The Characteristics of Renal Trauma Patients Who Needed Surgical Management.
- Author:
Jin Hong KIM
1
;
Young Gon KIM
;
Jong Kwan PARK
;
Young Kyung PARK
Author Information
1. Department of Urology, Chonbuk University Medical School, Chonju 561-712, Korea..
- Publication Type:Original Article
- Keywords:
renal injury;
nephrectomy
- MeSH:
Contusions;
Fascia;
Humans;
Hydronephrosis;
Kidney;
Lacerations;
Mortality;
Nephrectomy;
Rupture;
Shock;
Wilms Tumor
- From:Korean Journal of Urology
1996;37(10):1164-1174
- CountryRepublic of Korea
- Language:Korean
-
Abstract:
We reviewed 113 patients of renal trauma between May, 1989 and May, 1995 to clarify the characteristics of the patients who need surgical management. Of the 113 renal trauma patients, 80 were treated conservatively and remaining 33 were treated with surgically. The causes of injury were blunt trauma in 112 and penetrating injury with gunshot in 1. The grade of injury was contusion in 48 (42.5%), simple laceration in 25 (22.1 %), deep laceration into collecting system in 26 (23.0%), shattered kidney in 7 (6.2%), and pedicle injuries in 7 (6.2%). Aside from 1 case of grade 2 Wilms' tumor patient, all the surgically treated patients were over grade 3. Surgically treated patients had more associated trauma, especially in nephrectomy cases. Shock is the characteristic feature of surgically treated patients' symptom.
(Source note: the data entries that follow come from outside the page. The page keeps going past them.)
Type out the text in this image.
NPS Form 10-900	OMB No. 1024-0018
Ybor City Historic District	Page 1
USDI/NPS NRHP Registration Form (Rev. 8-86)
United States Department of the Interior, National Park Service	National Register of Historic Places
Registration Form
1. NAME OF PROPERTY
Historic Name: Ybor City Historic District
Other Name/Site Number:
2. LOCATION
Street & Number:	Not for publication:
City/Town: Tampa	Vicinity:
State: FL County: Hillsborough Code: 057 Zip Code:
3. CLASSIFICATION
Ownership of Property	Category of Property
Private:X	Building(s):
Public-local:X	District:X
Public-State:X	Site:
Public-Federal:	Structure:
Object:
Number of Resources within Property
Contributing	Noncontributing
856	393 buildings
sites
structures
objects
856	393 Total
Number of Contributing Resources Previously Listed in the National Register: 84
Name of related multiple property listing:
All the 33 case of exploration was done without preliminary vascular pedicle control prior to opening the Gerota's fascia. Nephrectomy was done in 15 cases, and partial nephrectomy or renorrhaphy was done in 18 cases. Comparing the two groups, the former showed more shock rate (53.3 vs.33.3%), combined organ injuries (2.05 vs 1.32), and death rate (6.67 vs. 0%) (P<0.05). Gender ratio, patients' age and transfusion amount (2,984 vs 3,204ml.) did not show difference in both groups. The latter group took more time (98 vs. 128 min.) during operation. The causes of nephrectomy were renal pedicle injuries in 5 cases, shattered kidney in 7 cases and Grade III/V renal injuries with underlying anomalies in 2 cases (polycystic degeneration in one and hydronephrosis in the other case). One case was traumatic rupture of Wilms' tumor. In the management of traumatic renal injuries, patients who have more severe and associated organ injury, especially in the nephrectomy group, received surgical treatment. Shock is the only characteristic sign of surgical treatment group.